Fighting With Relationship Maps
I’m a martial arts nerd and a novice grappler (about a year of BJJ on and off), so one thing that hit me is how gameable a lot of the theory behind grappling is. For instance, teachers often use flowcharts to describe transitioning from one position to another. The goal in a legitimate grappling art is to attack from a dominant position — “position before submission” is the slogan. For instance, while you can crank someone’s arm while you’re in their guard you will almost never succeed because your opponent has more leverage – so you want to protect yourself while transitioning to side control or mount.
What if we integrated BJJ’s grapplingv flowchart concept into RPG combat systems? If I greatly simplify sub grappling strategy I get the following flowchart — a map that shows the relationship between positions and how the influence attacks.
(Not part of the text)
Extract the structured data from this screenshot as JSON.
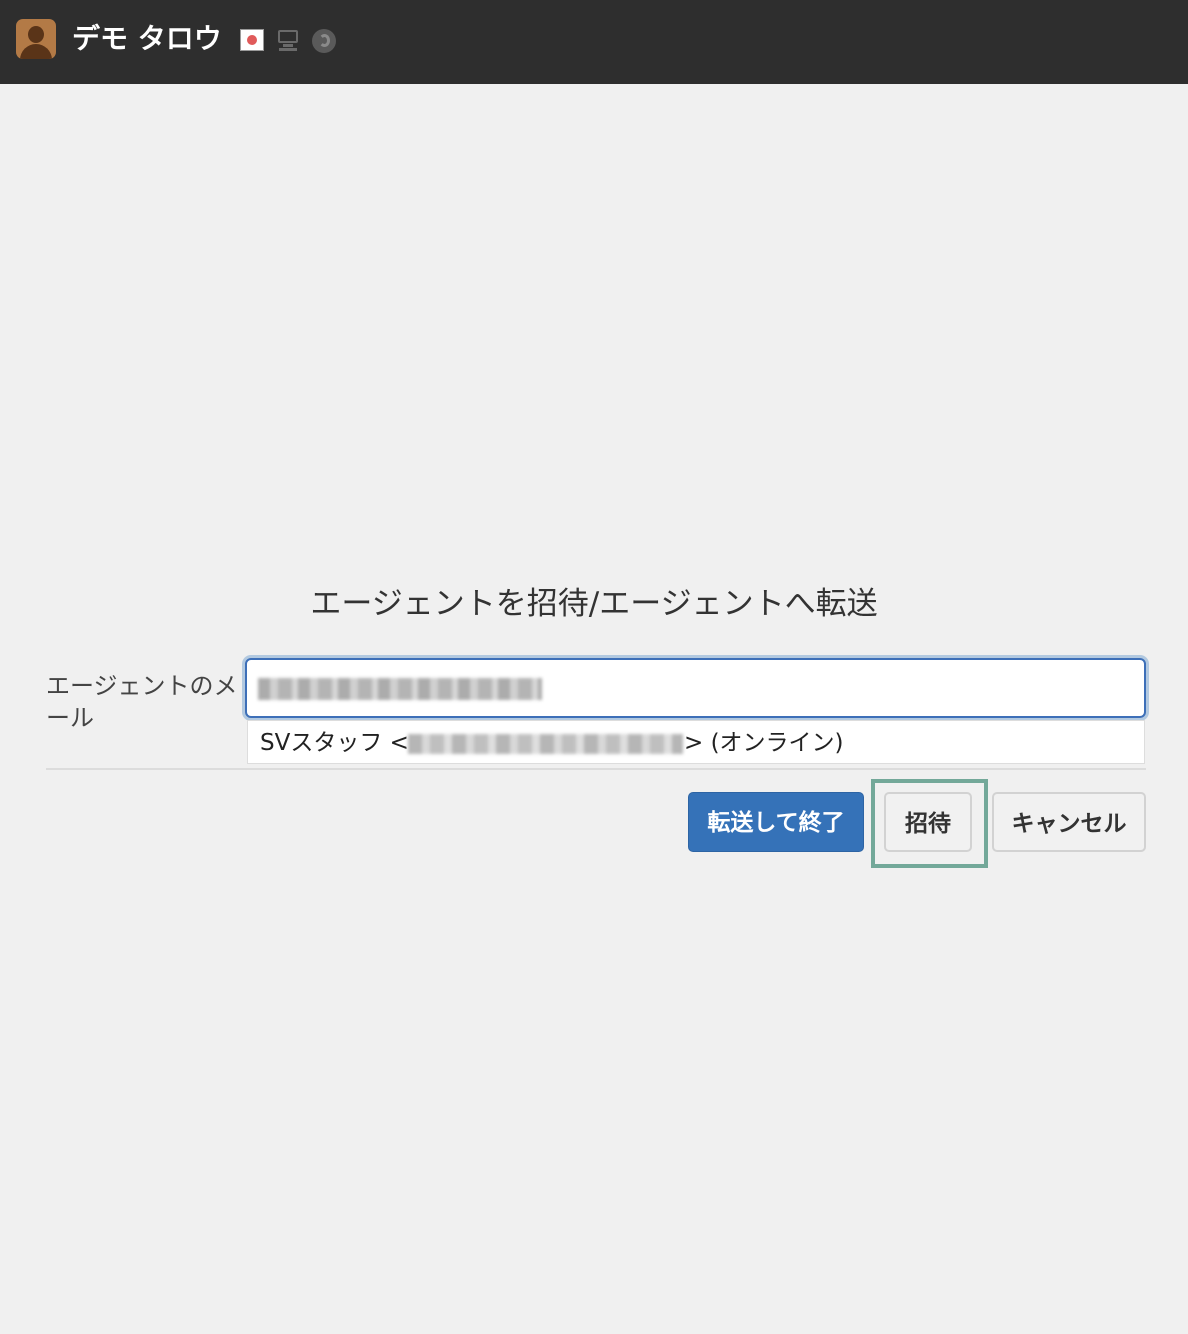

Again, this really simplifies something that can get really elaborate. There are a whole lot of guards, an “attack” can be a hit or submission, I’ve folded knee on stomach into side control and not differentiated between mount and back mount.
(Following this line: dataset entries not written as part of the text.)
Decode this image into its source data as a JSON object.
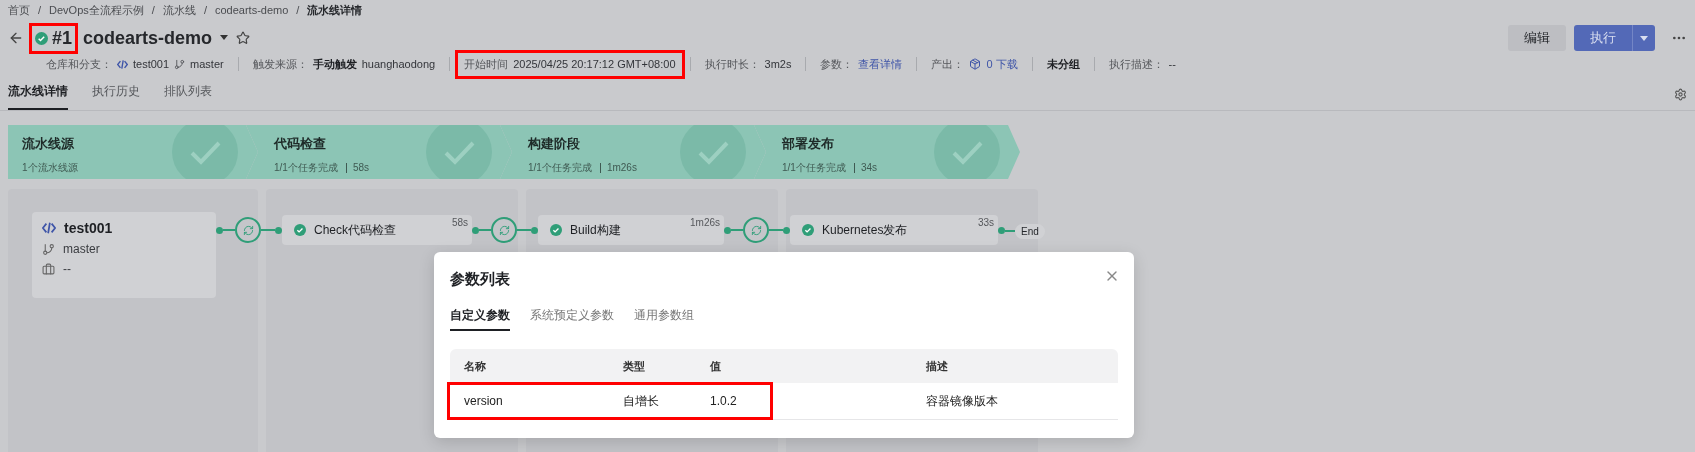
{
  "breadcrumb": {
    "separator": "/",
    "items": [
      "首页",
      "DevOps全流程示例",
      "流水线",
      "codearts-demo",
      "流水线详情"
    ]
  },
  "header": {
    "run_number": "#1",
    "highlighted": true,
    "name": "codearts-demo",
    "starred": false,
    "buttons": [
      {
        "label": "编辑",
        "kind": "secondary"
      },
      {
        "label": "执行",
        "kind": "split"
      }
    ]
  },
  "meta": [
    {
      "kind": "repo",
      "label": "仓库和分支：",
      "repo": "test001",
      "branch": "master",
      "highlighted": false
    },
    {
      "kind": "text",
      "label": "触发来源：",
      "strong": "手动触发",
      "value": "huanghaodong",
      "highlighted": false
    },
    {
      "kind": "text",
      "label": "开始时间",
      "value": "2025/04/25 20:17:12 GMT+08:00",
      "highlighted": true
    },
    {
      "kind": "text",
      "label": "执行时长：",
      "value": "3m2s",
      "highlighted": false
    },
    {
      "kind": "text",
      "label": "参数：",
      "link": "查看详情",
      "highlighted": false
    },
    {
      "kind": "artifact",
      "label": "产出：",
      "link": "0 下载",
      "highlighted": false
    },
    {
      "kind": "text",
      "strong": "未分组",
      "highlighted": false
    },
    {
      "kind": "text",
      "label": "执行描述：",
      "value": "--",
      "highlighted": false
    }
  ],
  "tabs": [
    {
      "label": "流水线详情",
      "selected": true
    },
    {
      "label": "执行历史",
      "selected": false
    },
    {
      "label": "排队列表",
      "selected": false
    }
  ],
  "stages": [
    {
      "name": "流水线源",
      "summary": "1个流水线源"
    },
    {
      "name": "代码检查",
      "summary": "1/1个任务完成",
      "duration": "58s"
    },
    {
      "name": "构建阶段",
      "summary": "1/1个任务完成",
      "duration": "1m26s"
    },
    {
      "name": "部署发布",
      "summary": "1/1个任务完成",
      "duration": "34s"
    }
  ],
  "source": {
    "repo": "test001",
    "branch": "master",
    "artifact": "--"
  },
  "jobs": [
    {
      "name": "Check代码检查",
      "duration": "58s"
    },
    {
      "name": "Build构建",
      "duration": "1m26s"
    },
    {
      "name": "Kubernetes发布",
      "duration": "33s"
    }
  ],
  "end_label": "End",
  "modal": {
    "title": "参数列表",
    "tabs": [
      {
        "label": "自定义参数",
        "selected": true
      },
      {
        "label": "系统预定义参数",
        "selected": false
      },
      {
        "label": "通用参数组",
        "selected": false
      }
    ],
    "columns": [
      "名称",
      "类型",
      "值",
      "描述"
    ],
    "rows": [
      {
        "name": "version",
        "type": "自增长",
        "value": "1.0.2",
        "description": "容器镜像版本",
        "highlighted": true
      }
    ]
  }
}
If we turned this into a game system success and failure would move you around the map. You can always try to attack from a less optimal position but it’s weak. Mount is the best posture from which to deliver attacks (standing and kicking the guy works too, but I omitted that because it crosses over into standup, which I’ll talk about in a sec). The danger is that stops along the way get borning ot the weak/medium/strong split don’t balance well. It also gets confusing when the defender also attacks.
What if we took this beyond ground grappling? The clinch has its own positions (double-under, under/over, Thai clinch, dirty boxing clinch, etc.) and striking as both range considerations (kicking, in and out of the pocket) and specific tactics that flow well or badly.
We would ultimately end up with a huge map of tactical relationships — maybe too huge for an RPG without electronic assistance. Maybe this would work well for a game that’s all about martial arts, or could be automated and hidden in the background. In any event, mapping tactical relationships takes combat out of the "point and shoot" realm or the inheritance of unit-based wargaming. I’m not sure I’m up to the challenge myself. This may be the kind of thing I want someone else to design. To be fair, I have worked with zoning and transitions through range in some recent designed for White Wolf, so I’m not fleeing the idea completely, but you’d get one hell of a tinkertoy if you extended this chart to cover everything.